In the end, the two surviving characters just wall themselves up in a basement like they’re in a vampire-themed escape room and call it a day. The credits roll. You question your life choices.
Performances: Theater of the Absurd (and Barely Awake)
The cast includes people with names, probably. What matters is that every actor is giving a performance somewhere between trance-induced interpretive dance and “French model who accidentally wandered onto a movie set.” The dialogue is delivered with the energy of someone ordering a baguette after an all-night absinthe bender.
Special mention must go to Jacqueline Sieger as the Vampire Queen, who manages to glower menacingly while dressed like a discount Shakespearean dominatrix. Her entire performance screams, “I don’t know what’s happening, but I will commit to it harder than my rent depends on it.” Because it probably did.
Direction: Jean Rollin, Agent of Chaos
Rollin directs with the surrealist bravado of a man who mistook the script for a collection of torn-up poetry scraps found in a wine bar bathroom.
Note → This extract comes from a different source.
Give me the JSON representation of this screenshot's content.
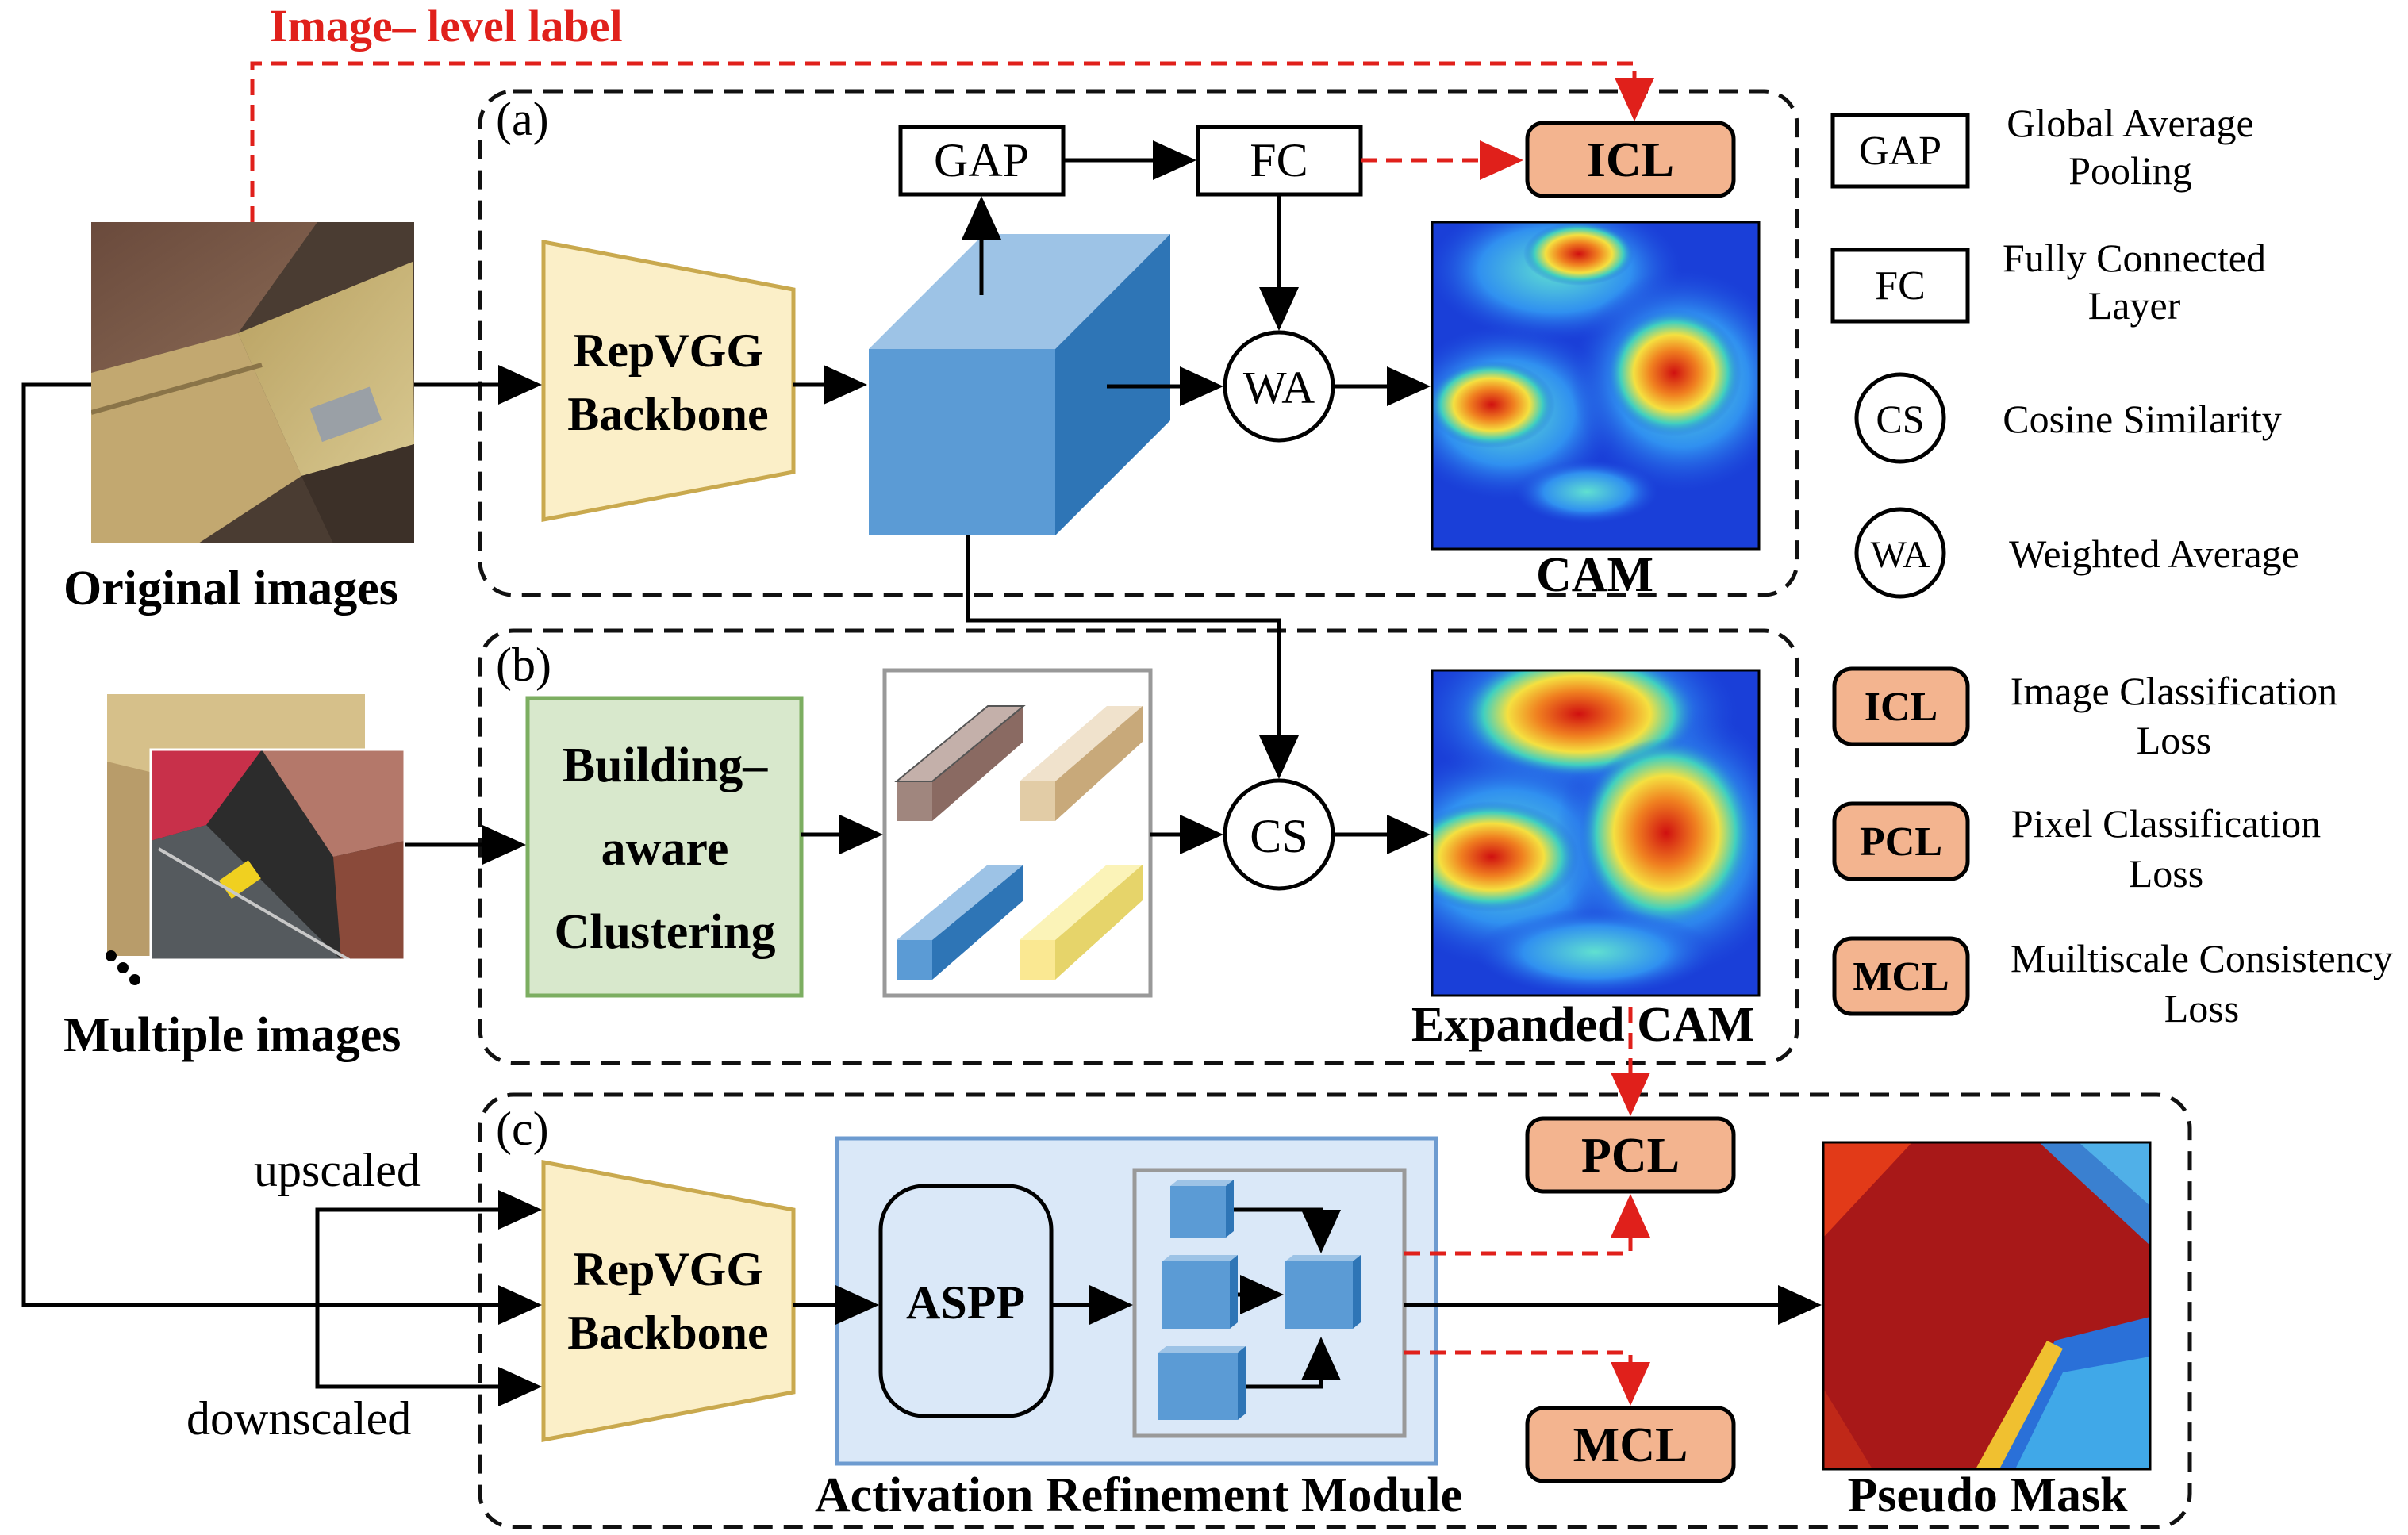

Every scene is drenched in symbolism, or possibly just underlit. Coffins appear, disappear, and reappear like a magician who’s forgotten his own trick. Naked women chant vague philosophies, and everyone walks very slowly, as if the budget didn’t allow for running.
It’s not so much a movie as it is a moving postcard from the inside of a fever dream, stamped with a lipstick kiss and a cryptic quote from Sartre.
Cinematography: Black-and-White-and-WTF
The film looks gorgeous… in that haunted-vacation-photo sort of way. Shot in black and white, the visuals swing wildly between gothic elegance and, “Did someone forget to turn on the light?” It’s all beautifully framed nonsense—like watching a perfume commercial made by Nosferatu.
Rollin clearly has an eye for imagery. Unfortunately, he forgot the eye for narrative, pacing, or basic human motivation. But let no one say this isn’t a pretty catastrophe.
Themes: Vampires, Sex, Death, Nihilism… France.
Le Viol du Vampire is stuffed with themes: the madness of isolation, the illusion of identity, the oppression of societal norms, and how bras are apparently optional in every dimension. It wants to be Bram Stoker by way of Jean-Paul Sartre, but ends up feeling more like Dracula as interpreted by a confused mime during a nervous breakdown.
There’s a lot of talk about belief, trauma, and immortality, but none of it sticks. Characters die, come back, hallucinate each other, and then debate metaphysics while naked. It’s like watching Nietzsche try to direct a soap opera with a hangover.
Final Thoughts: A Beautiful, Bloody Mess
If you’re the kind of viewer who loves a concrete plot, developed characters, or coherent themes, Le Viol du Vampire is not your coffin of choice. But if you enjoy watching art students channel their inner Ed Wood with more nudity and fewer excuses, this is a gloriously self-serious disaster you won’t forget—no matter how hard you try.
It’s bold. It’s baffling. It’s French.
Rating: 1.5 out of 5 Cryptic Coffins
“Like drinking expired wine from a cracked goblet—you’ll feel fancy and poisoned at the same time.”